Imagine the driver shortage we'd have today if trucks hadn't evolved from what we were running back in the '50s and '60s.
Tight clearance for trailers back in the 1950s meant drivers had to give up precious cab space to make room for extra cargo. (Photo by Jim Park)
Tight clearance for trailers back in the 1950s meant drivers had to give up precious cab space to make room for extra cargo. (Photo by Jim Park)


I've been in Allentown, Pa., for the past couple of days, sharing in the opening of Mack's new Customer Center. It's a combination of museum and new product showcase, a conference center, mod center and test track.

The facility is actually Mack's former engineering development and test center, but you'd never know it. I'd been there several years earlier, and can recall walking through labs and garages where new designs were wrung out on various testing rigs, and in-service trucks were dismantled to see how well they had held up to the test track. The smell of grease and diesel fumes pervaded. Of course, ultra-low sulfur diesel, passed through a DPF and an SCR catalyst, has no smell, so even the fumes will become the stuff of memory.

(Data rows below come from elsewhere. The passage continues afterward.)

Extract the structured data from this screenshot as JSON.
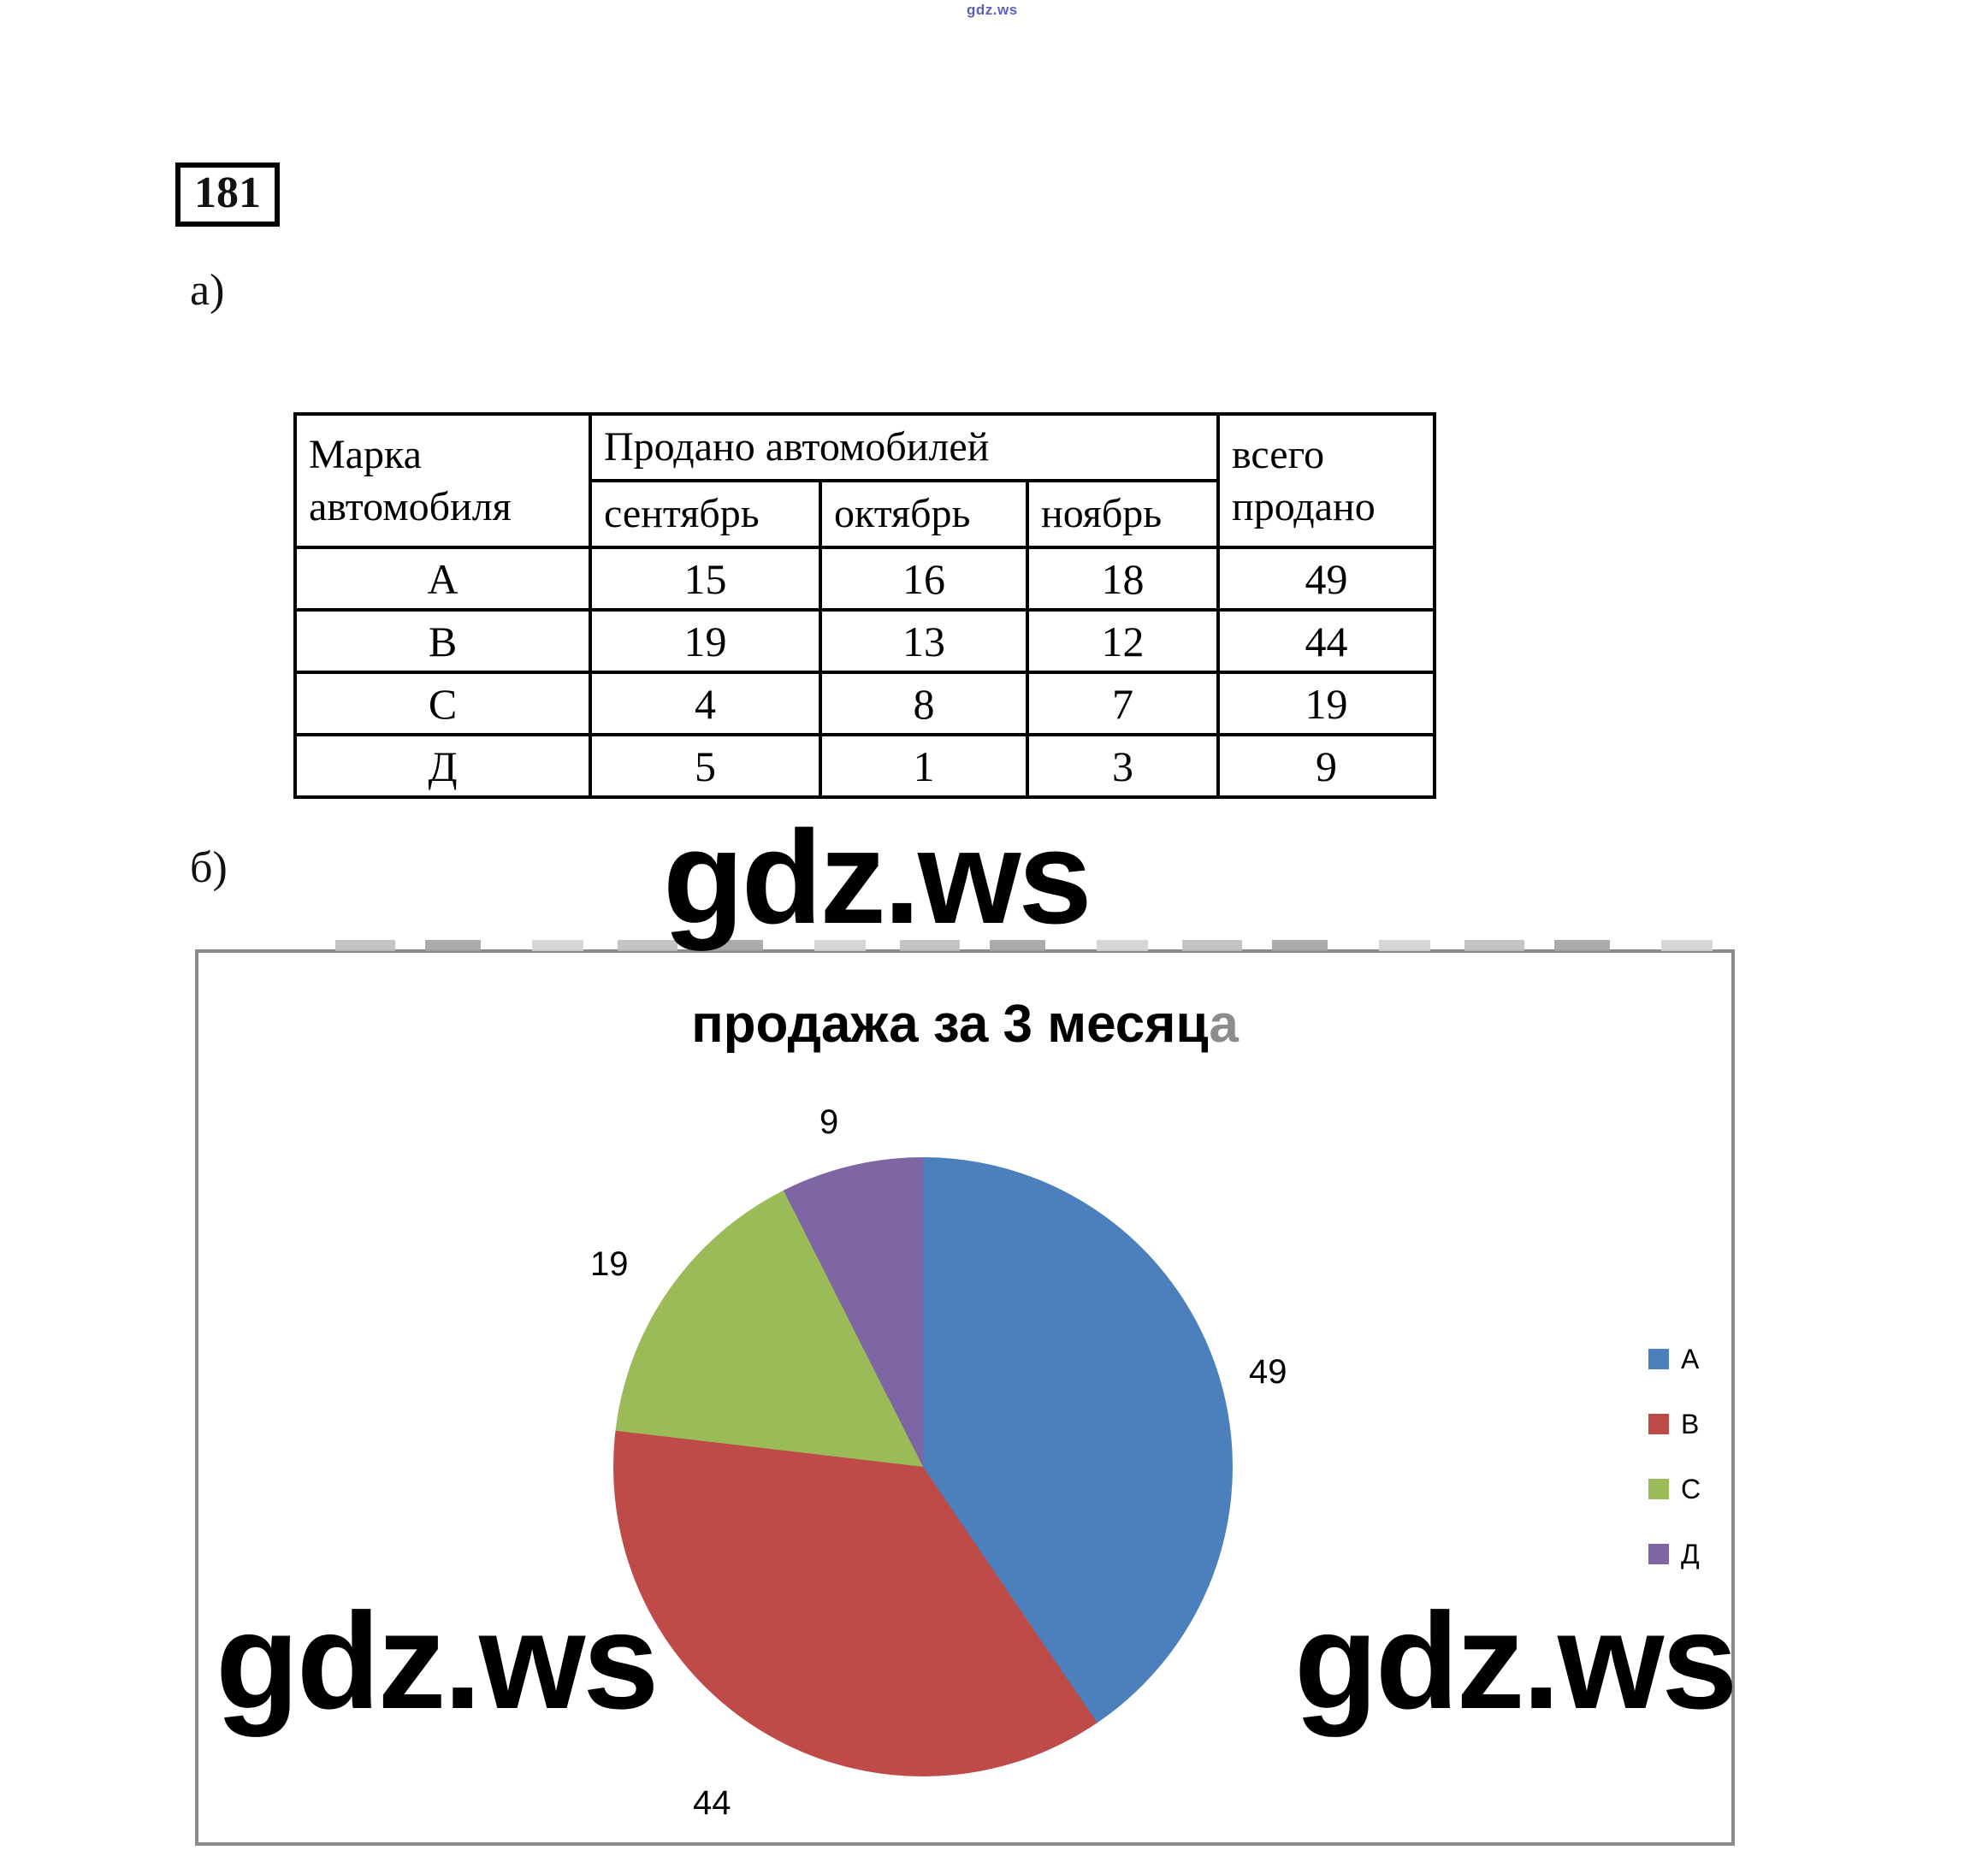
{
  "page": {
    "top_watermark": "gdz.ws",
    "task_number": "181",
    "part_a_label": "а)",
    "part_b_label": "б)",
    "watermark": "gdz.ws"
  },
  "table": {
    "header": {
      "brand": "Марка автомобиля",
      "sold": "Продано автомобилей",
      "months": [
        "сентябрь",
        "октябрь",
        "ноябрь"
      ],
      "total": "всего продано"
    },
    "rows": [
      {
        "brand": "А",
        "values": [
          15,
          16,
          18
        ],
        "total": 49
      },
      {
        "brand": "В",
        "values": [
          19,
          13,
          12
        ],
        "total": 44
      },
      {
        "brand": "С",
        "values": [
          4,
          8,
          7
        ],
        "total": 19
      },
      {
        "brand": "Д",
        "values": [
          5,
          1,
          3
        ],
        "total": 9
      }
    ]
  },
  "chart_data": {
    "type": "pie",
    "title": "продажа за 3 месяца",
    "title_black_part": "продажа за 3 месяц",
    "title_gray_part": "а",
    "categories": [
      "А",
      "В",
      "С",
      "Д"
    ],
    "values": [
      49,
      44,
      19,
      9
    ],
    "data_labels": [
      49,
      44,
      19,
      9
    ],
    "colors": [
      "#4C80BC",
      "#BE4B48",
      "#9BBB59",
      "#7D66A3"
    ],
    "start_angle_deg": 0,
    "direction": "clockwise",
    "legend_position": "right",
    "border_color": "#8a8a8a"
  }
}
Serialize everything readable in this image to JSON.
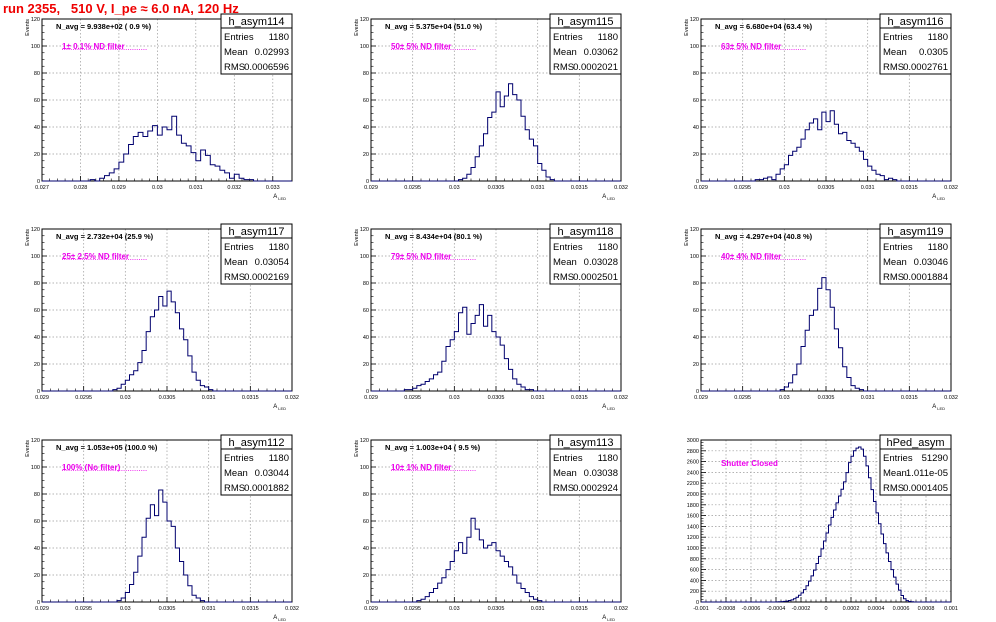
{
  "page_title": "run 2355,   510 V, I_pe ≈ 6.0 nA, 120 Hz",
  "stat_labels": {
    "entries": "Entries",
    "mean": "Mean",
    "rms": "RMS"
  },
  "colors": {
    "title": "#ee0000",
    "annotation": "#ee00ee",
    "histogram": "#00006e",
    "grid": "#9a9a9a"
  },
  "chart_data": [
    {
      "type": "histogram",
      "title": "h_asym114",
      "navg": "N_avg = 9.938e+02 ( 0.9 %)",
      "filter": "1± 0.1% ND filter",
      "entries": "1180",
      "mean": "0.02993",
      "rms": "0.0006596",
      "ylabel": "Events",
      "xlabel": "A_LED",
      "xlabel_main": "A",
      "xlabel_sub": "LED",
      "xlim": [
        0.027,
        0.0335
      ],
      "ylim": [
        0,
        120
      ],
      "xticks": [
        "0.027",
        "0.028",
        "0.029",
        "0.03",
        "0.031",
        "0.032",
        "0.033"
      ],
      "xtick_values": [
        0.027,
        0.028,
        0.029,
        0.03,
        0.031,
        0.032,
        0.033
      ],
      "yticks": [
        "0",
        "20",
        "40",
        "60",
        "80",
        "100",
        "120"
      ],
      "bins": 52,
      "counts": [
        0,
        0,
        0,
        0,
        0,
        0,
        0,
        0,
        0,
        0,
        1,
        0,
        2,
        4,
        6,
        9,
        14,
        20,
        27,
        33,
        36,
        33,
        37,
        41,
        34,
        40,
        38,
        48,
        34,
        28,
        26,
        21,
        15,
        23,
        19,
        12,
        11,
        8,
        6,
        2,
        5,
        2,
        1,
        1,
        0,
        0,
        0,
        0,
        0,
        0,
        0,
        0
      ]
    },
    {
      "type": "histogram",
      "title": "h_asym115",
      "navg": "N_avg = 5.375e+04 (51.0 %)",
      "filter": "50± 5% ND filter",
      "entries": "1180",
      "mean": "0.03062",
      "rms": "0.0002021",
      "ylabel": "Events",
      "xlabel": "A_LED",
      "xlabel_main": "A",
      "xlabel_sub": "LED",
      "xlim": [
        0.029,
        0.032
      ],
      "ylim": [
        0,
        120
      ],
      "xticks": [
        "0.029",
        "0.0295",
        "0.03",
        "0.0305",
        "0.031",
        "0.0315",
        "0.032"
      ],
      "xtick_values": [
        0.029,
        0.0295,
        0.03,
        0.0305,
        0.031,
        0.0315,
        0.032
      ],
      "yticks": [
        "0",
        "20",
        "40",
        "60",
        "80",
        "100",
        "120"
      ],
      "bins": 60,
      "counts": [
        0,
        0,
        0,
        0,
        0,
        0,
        0,
        0,
        0,
        0,
        0,
        0,
        0,
        0,
        0,
        0,
        0,
        0,
        0,
        0,
        0,
        1,
        2,
        5,
        10,
        18,
        26,
        35,
        47,
        51,
        66,
        55,
        63,
        72,
        64,
        60,
        48,
        38,
        31,
        26,
        13,
        8,
        3,
        1,
        0,
        0,
        0,
        0,
        0,
        0,
        0,
        0,
        0,
        0,
        0,
        0,
        0,
        0,
        0,
        0
      ]
    },
    {
      "type": "histogram",
      "title": "h_asym116",
      "navg": "N_avg = 6.680e+04 (63.4 %)",
      "filter": "63± 5% ND filter",
      "entries": "1180",
      "mean": "0.0305",
      "rms": "0.0002761",
      "ylabel": "Events",
      "xlabel": "A_LED",
      "xlabel_main": "A",
      "xlabel_sub": "LED",
      "xlim": [
        0.029,
        0.032
      ],
      "ylim": [
        0,
        120
      ],
      "xticks": [
        "0.029",
        "0.0295",
        "0.03",
        "0.0305",
        "0.031",
        "0.0315",
        "0.032"
      ],
      "xtick_values": [
        0.029,
        0.0295,
        0.03,
        0.0305,
        0.031,
        0.0315,
        0.032
      ],
      "yticks": [
        "0",
        "20",
        "40",
        "60",
        "80",
        "100",
        "120"
      ],
      "bins": 60,
      "counts": [
        0,
        0,
        0,
        0,
        0,
        0,
        0,
        0,
        0,
        0,
        0,
        0,
        0,
        1,
        1,
        2,
        3,
        1,
        5,
        9,
        12,
        19,
        22,
        25,
        31,
        38,
        43,
        46,
        38,
        51,
        44,
        52,
        42,
        35,
        36,
        30,
        28,
        25,
        22,
        16,
        11,
        8,
        5,
        4,
        1,
        2,
        1,
        0,
        0,
        0,
        0,
        0,
        0,
        0,
        0,
        0,
        0,
        0,
        0,
        0
      ]
    },
    {
      "type": "histogram",
      "title": "h_asym117",
      "navg": "N_avg = 2.732e+04 (25.9 %)",
      "filter": "25± 2.5% ND filter",
      "entries": "1180",
      "mean": "0.03054",
      "rms": "0.0002169",
      "ylabel": "Events",
      "xlabel": "A_LED",
      "xlabel_main": "A",
      "xlabel_sub": "LED",
      "xlim": [
        0.029,
        0.032
      ],
      "ylim": [
        0,
        120
      ],
      "xticks": [
        "0.029",
        "0.0295",
        "0.03",
        "0.0305",
        "0.031",
        "0.0315",
        "0.032"
      ],
      "xtick_values": [
        0.029,
        0.0295,
        0.03,
        0.0305,
        0.031,
        0.0315,
        0.032
      ],
      "yticks": [
        "0",
        "20",
        "40",
        "60",
        "80",
        "100",
        "120"
      ],
      "bins": 60,
      "counts": [
        0,
        0,
        0,
        0,
        0,
        0,
        0,
        0,
        0,
        0,
        0,
        0,
        0,
        0,
        0,
        0,
        0,
        1,
        2,
        5,
        8,
        12,
        15,
        21,
        30,
        44,
        55,
        60,
        70,
        63,
        74,
        66,
        58,
        46,
        38,
        26,
        14,
        8,
        4,
        3,
        1,
        0,
        0,
        0,
        0,
        0,
        0,
        0,
        0,
        0,
        0,
        0,
        0,
        0,
        0,
        0,
        0,
        0,
        0,
        0
      ]
    },
    {
      "type": "histogram",
      "title": "h_asym118",
      "navg": "N_avg = 8.434e+04 (80.1 %)",
      "filter": "79± 5% ND filter",
      "entries": "1180",
      "mean": "0.03028",
      "rms": "0.0002501",
      "ylabel": "Events",
      "xlabel": "A_LED",
      "xlabel_main": "A",
      "xlabel_sub": "LED",
      "xlim": [
        0.029,
        0.032
      ],
      "ylim": [
        0,
        120
      ],
      "xticks": [
        "0.029",
        "0.0295",
        "0.03",
        "0.0305",
        "0.031",
        "0.0315",
        "0.032"
      ],
      "xtick_values": [
        0.029,
        0.0295,
        0.03,
        0.0305,
        0.031,
        0.0315,
        0.032
      ],
      "yticks": [
        "0",
        "20",
        "40",
        "60",
        "80",
        "100",
        "120"
      ],
      "bins": 60,
      "counts": [
        0,
        0,
        0,
        0,
        0,
        0,
        0,
        0,
        1,
        1,
        2,
        4,
        5,
        7,
        9,
        12,
        14,
        22,
        33,
        38,
        44,
        58,
        62,
        42,
        50,
        56,
        64,
        48,
        56,
        44,
        40,
        34,
        24,
        16,
        9,
        5,
        3,
        1,
        1,
        0,
        0,
        0,
        0,
        0,
        0,
        0,
        0,
        0,
        0,
        0,
        0,
        0,
        0,
        0,
        0,
        0,
        0,
        0,
        0,
        0
      ]
    },
    {
      "type": "histogram",
      "title": "h_asym119",
      "navg": "N_avg = 4.297e+04 (40.8 %)",
      "filter": "40± 4% ND filter",
      "entries": "1180",
      "mean": "0.03046",
      "rms": "0.0001884",
      "ylabel": "Events",
      "xlabel": "A_LED",
      "xlabel_main": "A",
      "xlabel_sub": "LED",
      "xlim": [
        0.029,
        0.032
      ],
      "ylim": [
        0,
        120
      ],
      "xticks": [
        "0.029",
        "0.0295",
        "0.03",
        "0.0305",
        "0.031",
        "0.0315",
        "0.032"
      ],
      "xtick_values": [
        0.029,
        0.0295,
        0.03,
        0.0305,
        0.031,
        0.0315,
        0.032
      ],
      "yticks": [
        "0",
        "20",
        "40",
        "60",
        "80",
        "100",
        "120"
      ],
      "bins": 60,
      "counts": [
        0,
        0,
        0,
        0,
        0,
        0,
        0,
        0,
        0,
        0,
        0,
        0,
        0,
        0,
        0,
        0,
        0,
        0,
        0,
        1,
        3,
        6,
        12,
        20,
        33,
        45,
        56,
        60,
        76,
        84,
        75,
        62,
        46,
        32,
        18,
        10,
        4,
        2,
        1,
        0,
        0,
        0,
        0,
        0,
        0,
        0,
        0,
        0,
        0,
        0,
        0,
        0,
        0,
        0,
        0,
        0,
        0,
        0,
        0,
        0
      ]
    },
    {
      "type": "histogram",
      "title": "h_asym112",
      "navg": "N_avg = 1.053e+05 (100.0 %)",
      "filter": "100% (No filter)",
      "entries": "1180",
      "mean": "0.03044",
      "rms": "0.0001882",
      "ylabel": "Events",
      "xlabel": "A_LED",
      "xlabel_main": "A",
      "xlabel_sub": "LED",
      "xlim": [
        0.029,
        0.032
      ],
      "ylim": [
        0,
        120
      ],
      "xticks": [
        "0.029",
        "0.0295",
        "0.03",
        "0.0305",
        "0.031",
        "0.0315",
        "0.032"
      ],
      "xtick_values": [
        0.029,
        0.0295,
        0.03,
        0.0305,
        0.031,
        0.0315,
        0.032
      ],
      "yticks": [
        "0",
        "20",
        "40",
        "60",
        "80",
        "100",
        "120"
      ],
      "bins": 60,
      "counts": [
        0,
        0,
        0,
        0,
        0,
        0,
        0,
        0,
        0,
        0,
        0,
        0,
        0,
        0,
        0,
        0,
        0,
        0,
        1,
        3,
        7,
        13,
        22,
        34,
        48,
        62,
        72,
        64,
        83,
        74,
        60,
        56,
        40,
        30,
        20,
        12,
        5,
        3,
        1,
        0,
        0,
        0,
        0,
        0,
        0,
        0,
        0,
        0,
        0,
        0,
        0,
        0,
        0,
        0,
        0,
        0,
        0,
        0,
        0,
        0
      ]
    },
    {
      "type": "histogram",
      "title": "h_asym113",
      "navg": "N_avg = 1.003e+04 ( 9.5 %)",
      "filter": "10± 1% ND filter",
      "entries": "1180",
      "mean": "0.03038",
      "rms": "0.0002924",
      "ylabel": "Events",
      "xlabel": "A_LED",
      "xlabel_main": "A",
      "xlabel_sub": "LED",
      "xlim": [
        0.029,
        0.032
      ],
      "ylim": [
        0,
        120
      ],
      "xticks": [
        "0.029",
        "0.0295",
        "0.03",
        "0.0305",
        "0.031",
        "0.0315",
        "0.032"
      ],
      "xtick_values": [
        0.029,
        0.0295,
        0.03,
        0.0305,
        0.031,
        0.0315,
        0.032
      ],
      "yticks": [
        "0",
        "20",
        "40",
        "60",
        "80",
        "100",
        "120"
      ],
      "bins": 60,
      "counts": [
        0,
        0,
        0,
        0,
        0,
        0,
        0,
        0,
        0,
        0,
        0,
        1,
        2,
        4,
        7,
        10,
        14,
        18,
        24,
        30,
        38,
        44,
        36,
        48,
        62,
        54,
        46,
        40,
        42,
        44,
        38,
        34,
        30,
        26,
        20,
        14,
        10,
        7,
        4,
        2,
        1,
        0,
        0,
        0,
        0,
        0,
        0,
        0,
        0,
        0,
        0,
        0,
        0,
        0,
        0,
        0,
        0,
        0,
        0,
        0
      ]
    },
    {
      "type": "histogram",
      "title": "hPed_asym",
      "navg": "",
      "filter": "Shutter Closed",
      "entries": "51290",
      "mean": "1.011e-05",
      "rms": "0.0001405",
      "ylabel": "",
      "xlabel": "",
      "xlabel_main": "",
      "xlabel_sub": "",
      "xlim": [
        -0.001,
        0.001
      ],
      "ylim": [
        0,
        3000
      ],
      "xticks": [
        "-0.001",
        "-0.0008",
        "-0.0006",
        "-0.0004",
        "-0.0002",
        "0",
        "0.0002",
        "0.0004",
        "0.0006",
        "0.0008",
        "0.001"
      ],
      "xtick_values": [
        -0.001,
        -0.0008,
        -0.0006,
        -0.0004,
        -0.0002,
        0,
        0.0002,
        0.0004,
        0.0006,
        0.0008,
        0.001
      ],
      "yticks": [
        "0",
        "200",
        "400",
        "600",
        "800",
        "1000",
        "1200",
        "1400",
        "1600",
        "1800",
        "2000",
        "2200",
        "2400",
        "2600",
        "2800",
        "3000"
      ],
      "bins": 100,
      "counts": [
        0,
        0,
        0,
        0,
        0,
        0,
        0,
        0,
        0,
        0,
        0,
        0,
        0,
        0,
        0,
        0,
        0,
        0,
        0,
        0,
        0,
        0,
        0,
        0,
        0,
        0,
        0,
        0,
        1,
        1,
        2,
        4,
        7,
        11,
        17,
        27,
        40,
        60,
        87,
        124,
        170,
        229,
        301,
        386,
        483,
        591,
        712,
        844,
        984,
        1130,
        1278,
        1426,
        1568,
        1704,
        1836,
        1962,
        2088,
        2224,
        2396,
        2580,
        2700,
        2800,
        2850,
        2870,
        2830,
        2700,
        2520,
        2300,
        2080,
        1860,
        1650,
        1450,
        1260,
        1080,
        910,
        750,
        600,
        460,
        330,
        220,
        120,
        60,
        26,
        10,
        4,
        1,
        0,
        0,
        0,
        0,
        0,
        0,
        0,
        0,
        0,
        0,
        0,
        0,
        0,
        0
      ]
    }
  ]
}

Outside, assembled for the opening celebrations, was a collection of a few dozen vintage trucks, some dating back to the 1920s. There were also many trucks on hand that had earned their keep during our lifetimes, and if drivers think they are hard done by today, a few laps around Mack's test track in 1956 B-Model might put them straight.

Not picking on the venerable B-Model, but the drivers of such trucks would have thought they had died and gone to heaven had they ever found themselves at the wheel of a Pinnacle or a Granite. The difference is all the more striking when you compare the two - 1950s vs. 2010 - side-by-side. You could fit an entire B-Model cab into some of the sleepers out there today. Heaters were optional. Air conditioning didn't exist. Nor did power steering or any suspension to speak of. The old trucks had two gear shifters; today the transmissions do the work and the thinking for you.

And as small as the cabs were in those days, there was one on display that had concave cut in the back of the cab to make room for the trailer to swing around in a turn. The clearance was so tight, even a B-Model cab had to be altered to make it fit. I guess that's not unlike the challenge finding a place to hang all of today's EPA hardware and staying compliant, but can you imagine the reaction from drivers if you were to put that DPF/SCR device on the passenger seat instead of under the cab? I don't imagine drivers would have been too happy about losing 6 or 8 inches of already precious cab space to make room for trailer swing.

I love old trucks, but I'm glad I never had to drive them. But what they lacked in driver comfort, They sure made up in style.